In this post we discuss a standard way to encode a text document
as a vector using a term frequency-inverse document frequency (tf-idf) score for each word,
with an aim to cluster similar documents in a corpus.

Suppose we have a corpus of text documents $\mathcal D$. Each
document $D$ in the set $\mathcal D$ is a bag (multiset) of words. We would
like to create a metric on $\mathcal D$ that gives the similarity between
two documents. One approach is to embed $\mathcal D$ into some high
dimensional Euclidean space $\mathbb R^n$ and take the usual Euclidean metric.
This embedding $\mathbf v \colon \mathcal D \to \mathbb R^n$
maps a document $D$ to some vector $\mathbf v(D)$ in
$\mathbb R^n$. We call the resulting vector $\mathbf v(D)$ the
vectorization of $D$.

It's useful to preprocess the documents in the corpus. For each document
$D$ we remove certain stop words---words that appear in nearly all texts.
Some examples would be: most, the, it, be, in, etc. Once the stop words
are removed, we want to stem each word in $D$ so that different forms
of the same word are not treated as separate words. For instance, we want
to regard ``go'' and ``going'' as the same word.

Assume now that each document in the corpus has gone through this
preprocessing step. We can obtain the corpus vocabulary $\mathcal V$---the set of all distinct words that appear in the corpus---by taking the union over $\mathcal D$. That is,
\[
\mathcal V := \bigcup \limits_{D \in \mathcal D} D.
\]
Since $\mathcal V$ is a set, all duplicate words are ignored. We can now naively
embed $\mathcal D$ into the $\mathbb R$-span of $\mathcal V$ via
$D \mapsto \sum_{w \in \mathcal D} w$. This simply counts the number
of times each word $w \in \mathcal V$ appears in $\mathcal D$. To conserve
memory we can record only sparse vectors if we so desire.
This naive approach has one immediate problem. The documents
$D_1:= \{\text{Whale.}\}$ and $D_2:= \{ \text{Whale. Whale.} \}$
have a distance of $2$ in $\mathbb R \mathcal V$ despite the fact
they contain the same content, more or less. To address this
we could of course normalize each vectorized document, but
this presents problems. Certain words might appear in a lot of
documents, but do so in high frequency in a particular subset
of related documents. Additionally, some words might appear
in every single document. These words are completely
superfluous for clustering.

To take these factors into account, we should weight each word
in a document by how frequently it appears in said document (term frequency)
and also by how infrequently it occurs in the entire corpus (inverse document frequency).

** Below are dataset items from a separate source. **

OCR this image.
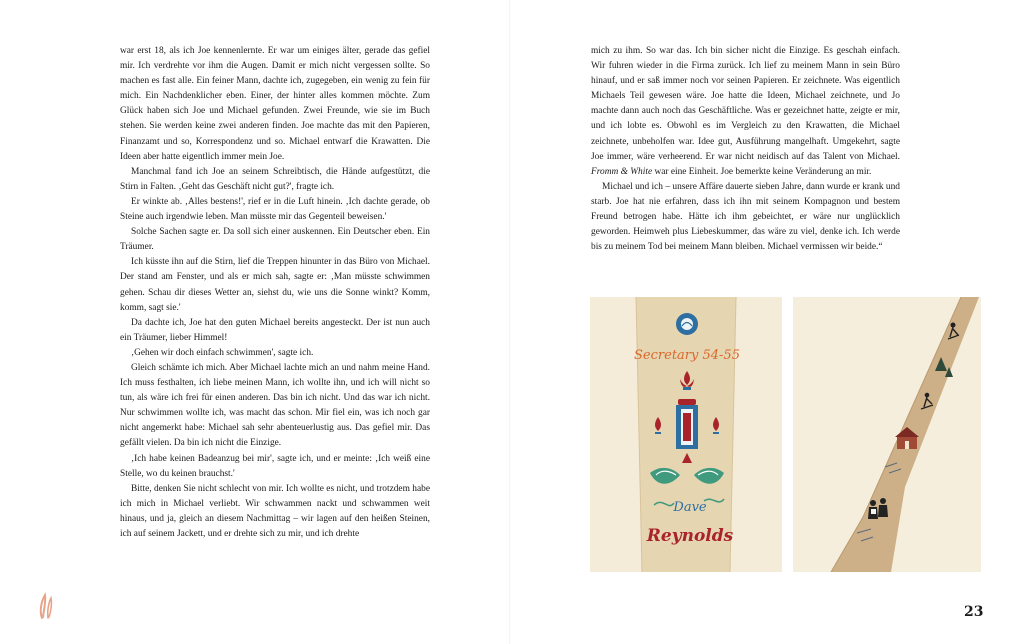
war erst 18, als ich Joe kennenlernte. Er war um einiges älter, gerade das gefiel mir. Ich verdrehte vor ihm die Augen. Damit er mich nicht vergessen sollte. So machen es fast alle. Ein feiner Mann, dachte ich, zugegeben, ein wenig zu fein für mich. Ein Nachdenklicher eben. Einer, der hinter alles kommen möchte. Zum Glück haben sich Joe und Michael gefunden. Zwei Freunde, wie sie im Buch stehen. Sie werden keine zwei anderen finden. Joe machte das mit den Papieren, Finanzamt und so, Korrespondenz und so. Michael entwarf die Krawatten. Die Ideen aber hatte eigentlich immer mein Joe.

Manchmal fand ich Joe an seinem Schreibtisch, die Hände aufgestützt, die Stirn in Falten. ‚Geht das Geschäft nicht gut?', fragte ich.

Er winkte ab. ‚Alles bestens!', rief er in die Luft hinein. ‚Ich dachte gerade, ob Steine auch irgendwie leben. Man müsste mir das Gegenteil beweisen.'

Solche Sachen sagte er. Da soll sich einer auskennen. Ein Deutscher eben. Ein Träumer.

Ich küsste ihn auf die Stirn, lief die Treppen hinunter in das Büro von Michael. Der stand am Fenster, und als er mich sah, sagte er: ‚Man müsste schwimmen gehen. Schau dir dieses Wetter an, siehst du, wie uns die Sonne winkt? Komm, komm, sagt sie.'

Da dachte ich, Joe hat den guten Michael bereits angesteckt. Der ist nun auch ein Träumer, lieber Himmel!

‚Gehen wir doch einfach schwimmen', sagte ich.

Gleich schämte ich mich. Aber Michael lachte mich an und nahm meine Hand. Ich muss festhalten, ich liebe meinen Mann, ich wollte ihn, und ich will nicht so tun, als wäre ich frei für einen anderen. Das bin ich nicht. Und das war ich nicht. Nur schwimmen wollte ich, was macht das schon. Mir fiel ein, was ich noch gar nicht angemerkt habe: Michael sah sehr abenteuerlustig aus. Das gefiel mir. Das gefällt vielen. Da bin ich nicht die Einzige.

‚Ich habe keinen Badeanzug bei mir', sagte ich, und er meinte: ‚Ich weiß eine Stelle, wo du keinen brauchst.'

Bitte, denken Sie nicht schlecht von mir. Ich wollte es nicht, und trotzdem habe ich mich in Michael verliebt. Wir schwammen nackt und schwammen weit hinaus, und ja, gleich an diesem Nachmittag – wir lagen auf den heißen Steinen, ich auf seinem Jackett, und er drehte sich zu mir, und ich drehte

mich zu ihm. So war das. Ich bin sicher nicht die Einzige. Es geschah einfach. Wir fuhren wieder in die Firma zurück. Ich lief zu meinem Mann in sein Büro hinauf, und er saß immer noch vor seinen Papieren. Er zeichnete. Was eigentlich Michaels Teil gewesen wäre. Joe hatte die Ideen, Michael zeichnete, und Jo machte dann auch noch das Geschäftliche. Was er gezeichnet hatte, zeigte er mir, und ich lobte es. Obwohl es im Vergleich zu den Krawatten, die Michael zeichnete, unbeholfen war. Idee gut, Ausführung mangelhaft. Umgekehrt, sagte Joe immer, wäre verheerend. Er war nicht neidisch auf das Talent von Michael. Fromm & White war eine Einheit. Joe bemerkte keine Veränderung an mir.

Michael und ich – unsere Affäre dauerte sieben Jahre, dann wurde er krank und starb. Joe hat nie erfahren, dass ich ihn mit seinem Kompagnon und bestem Freund betrogen habe. Hätte ich ihm gebeichtet, er wäre nur unglücklich geworden. Heimweh plus Liebeskummer, das wäre zu viel, denke ich. Ich werde bis zu meinem Tod bei meinem Mann bleiben. Michael vermissen wir beide.“

Secretary 54-55
Dave
Reynolds
23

First define the raw count function
\[
f \colon \mathcal V \times \mathcal D \to \mathbb Z
\]
where $f(w,D)$ is the number of times the word $w$ appears in the document $D$.
Viewing $D$ as a subset of $\mathcal V$, let $\chi_D \colon \mathcal V \to \{ 0, 1\}$ denote the indicator function
for $ D$. That is,
\[
\chi_D(w) =
\begin{cases}
1 & \text{if $w \in D$,} \\
0 & \text{if $w \notin D$.}
\end{cases}
\]
For a real number $k \in [0,1]$, the $k$-augmented term frequency function is
\[
tf_k \colon \mathcal V \times \mathcal D \to \mathbb R,
\quad
(w,D) \mapsto k \cdot \chi_D(w) + \frac{(1-k) f(w,D)}{ \max \{ f(v,D) \mid v \in D \}}.
\]
Typically $k=1/2$. In this case, a word receives a weight of $1/2$ if it appears in the document
at all an an additional weight for how frequently it occurs. This added weight takes
into the account the fact that longer documents tend to have higher general word frequencies.
Now define the inverse-document-frequency by
\[
idf \colon \mathcal V \to \mathbb R,
\quad
w \mapsto \log \left( \frac{|\mathcal D|}{| \{ E \in \mathcal D \mid w \in E \}|} \right).
\]
Note that if $w$ appears in each document then $idf(w)=\log 1 = 0$.
If $w$ appears in $10$ documents and there are a hundred total documents, then
$idf(w)=1$. If there were a thousand total documents then $idf(w)=2$.

The desired embedding of $\mathcal D$ into $\mathbb R \mathcal V$ is
\[
\mathbf v \colon \mathcal D \to \mathbb R \mathcal V,
\quad
D \mapsto \sum _{\substack{ w \in \mathcal V
\land w \in D}} (tf_k (w,D) \cdot idf(w,D)) \cdot w
\]
Now $\mathbf v( \mathcal D)$ is a subset of $\mathbb R \mathcal V$, and we can cluster
the documents using any technique that works well in a high-dimensional Euclidean space.